Picking a frame u to align, such that c(u,k) and c(u,l) are non-zero (I use the frame with the largest magnitude coefficients), assume both coefficients are positive and solve the Procrustes problem to align the 2×3 rotation matrices.

\[\arg \min_\mathbf{E} \| \mathbf{R}_{uk} - \mathbf{R}_{u\ell} \mathbf{E} \|_{F} \;\; \text{s.t.} \;\; \mathbf{E} \mathbf{E}^{T} = \mathbf{I}\]

The solution is given by an SVD and is only unique up to the relative sign of the last singular vectors, since the matrix is only rank 2 and the singular vectors must be orthonormal.

\[\mathbf{R}_{u\ell}^{T} \mathbf{R}_{uk} = \mathbf{U} \mathbf{\Sigma} \mathbf{V}^{T}, \qquad \mathbf{E} = \mathbf{U} \begin{bmatrix} 1 \\ & 1 \\ & & \pm 1 \end{bmatrix} \mathbf{V}^{T}\]
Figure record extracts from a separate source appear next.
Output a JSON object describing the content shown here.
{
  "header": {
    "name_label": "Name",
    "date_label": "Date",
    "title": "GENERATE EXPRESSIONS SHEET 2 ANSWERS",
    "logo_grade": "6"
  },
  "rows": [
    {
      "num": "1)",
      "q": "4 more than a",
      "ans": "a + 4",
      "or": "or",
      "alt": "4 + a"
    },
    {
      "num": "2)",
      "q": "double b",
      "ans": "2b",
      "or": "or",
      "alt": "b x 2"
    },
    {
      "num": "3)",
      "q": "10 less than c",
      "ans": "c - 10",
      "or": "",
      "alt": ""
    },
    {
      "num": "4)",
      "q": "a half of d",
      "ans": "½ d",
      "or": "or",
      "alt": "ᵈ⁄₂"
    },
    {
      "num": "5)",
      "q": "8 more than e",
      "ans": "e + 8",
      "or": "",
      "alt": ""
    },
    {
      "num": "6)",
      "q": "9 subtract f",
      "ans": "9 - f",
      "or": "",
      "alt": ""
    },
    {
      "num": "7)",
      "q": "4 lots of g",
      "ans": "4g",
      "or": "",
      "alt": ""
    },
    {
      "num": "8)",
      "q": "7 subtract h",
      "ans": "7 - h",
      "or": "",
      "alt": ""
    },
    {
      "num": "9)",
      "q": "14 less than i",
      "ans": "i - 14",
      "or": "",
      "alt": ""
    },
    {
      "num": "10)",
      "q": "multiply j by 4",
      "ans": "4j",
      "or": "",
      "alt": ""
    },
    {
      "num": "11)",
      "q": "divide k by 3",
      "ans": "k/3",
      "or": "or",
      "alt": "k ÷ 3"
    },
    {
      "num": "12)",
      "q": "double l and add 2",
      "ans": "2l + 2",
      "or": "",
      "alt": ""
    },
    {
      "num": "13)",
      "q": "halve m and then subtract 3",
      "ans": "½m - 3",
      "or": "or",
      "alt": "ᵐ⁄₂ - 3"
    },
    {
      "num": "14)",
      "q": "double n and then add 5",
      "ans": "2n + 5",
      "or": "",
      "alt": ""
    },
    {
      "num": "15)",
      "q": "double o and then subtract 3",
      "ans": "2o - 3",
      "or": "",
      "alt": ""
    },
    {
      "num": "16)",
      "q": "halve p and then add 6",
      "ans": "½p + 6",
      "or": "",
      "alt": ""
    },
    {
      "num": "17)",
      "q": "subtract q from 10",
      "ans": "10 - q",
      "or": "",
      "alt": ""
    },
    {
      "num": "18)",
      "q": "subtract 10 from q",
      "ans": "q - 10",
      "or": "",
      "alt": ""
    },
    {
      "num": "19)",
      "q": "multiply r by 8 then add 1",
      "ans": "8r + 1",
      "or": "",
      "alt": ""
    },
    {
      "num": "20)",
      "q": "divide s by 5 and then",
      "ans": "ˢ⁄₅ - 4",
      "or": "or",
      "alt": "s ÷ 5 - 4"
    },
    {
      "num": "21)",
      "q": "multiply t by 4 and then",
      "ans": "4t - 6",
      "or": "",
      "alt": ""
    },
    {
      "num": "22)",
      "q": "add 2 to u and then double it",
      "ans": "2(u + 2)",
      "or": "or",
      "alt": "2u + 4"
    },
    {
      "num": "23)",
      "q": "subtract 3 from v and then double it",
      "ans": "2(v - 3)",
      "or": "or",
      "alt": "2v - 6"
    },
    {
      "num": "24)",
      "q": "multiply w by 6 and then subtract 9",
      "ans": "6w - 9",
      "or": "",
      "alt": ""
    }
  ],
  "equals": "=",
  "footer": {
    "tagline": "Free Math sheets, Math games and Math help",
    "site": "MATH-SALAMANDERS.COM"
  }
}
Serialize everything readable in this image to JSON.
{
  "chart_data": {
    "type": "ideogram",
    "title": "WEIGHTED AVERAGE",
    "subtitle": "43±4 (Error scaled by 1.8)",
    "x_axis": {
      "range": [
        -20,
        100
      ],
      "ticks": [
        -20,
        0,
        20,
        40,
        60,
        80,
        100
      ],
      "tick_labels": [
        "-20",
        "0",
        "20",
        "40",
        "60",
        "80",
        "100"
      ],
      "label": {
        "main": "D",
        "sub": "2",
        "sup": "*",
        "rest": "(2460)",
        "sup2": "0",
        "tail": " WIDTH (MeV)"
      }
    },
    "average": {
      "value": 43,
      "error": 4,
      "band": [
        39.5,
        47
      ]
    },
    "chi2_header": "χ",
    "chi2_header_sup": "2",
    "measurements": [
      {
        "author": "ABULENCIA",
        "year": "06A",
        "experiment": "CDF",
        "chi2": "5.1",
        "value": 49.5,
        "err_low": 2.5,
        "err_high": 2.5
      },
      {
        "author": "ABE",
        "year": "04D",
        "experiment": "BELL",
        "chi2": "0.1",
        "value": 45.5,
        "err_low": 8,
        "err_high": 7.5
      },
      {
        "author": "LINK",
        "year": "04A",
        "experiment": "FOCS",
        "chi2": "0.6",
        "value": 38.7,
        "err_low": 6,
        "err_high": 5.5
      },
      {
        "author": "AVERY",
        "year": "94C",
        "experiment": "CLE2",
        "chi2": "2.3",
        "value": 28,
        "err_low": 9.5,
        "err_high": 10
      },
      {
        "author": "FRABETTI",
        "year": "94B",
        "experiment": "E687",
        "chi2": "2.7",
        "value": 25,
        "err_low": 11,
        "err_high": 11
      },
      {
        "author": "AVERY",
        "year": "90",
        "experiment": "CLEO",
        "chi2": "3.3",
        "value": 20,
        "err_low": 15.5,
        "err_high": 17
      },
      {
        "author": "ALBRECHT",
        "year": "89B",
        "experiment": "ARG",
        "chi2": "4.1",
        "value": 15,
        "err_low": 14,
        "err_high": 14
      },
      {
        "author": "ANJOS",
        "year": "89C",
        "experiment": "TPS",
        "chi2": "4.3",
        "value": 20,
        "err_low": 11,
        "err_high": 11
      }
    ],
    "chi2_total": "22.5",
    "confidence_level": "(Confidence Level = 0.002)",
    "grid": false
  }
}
For each solution for E, I find the best sign for the coefficient in every frame after applying E, then pick the solution with the lowest residual. Then I re-estimate E using all cameras. The code to do this is found in align_corrective_triples.m. I align every triple to the first triple. Again, this might not be optimal, but it at least works in the noiseless case.

Note that the final solution is up to a reflection per frame, but that’s an inherent ambiguity in non-rigid structure from motion using only a rank constraint.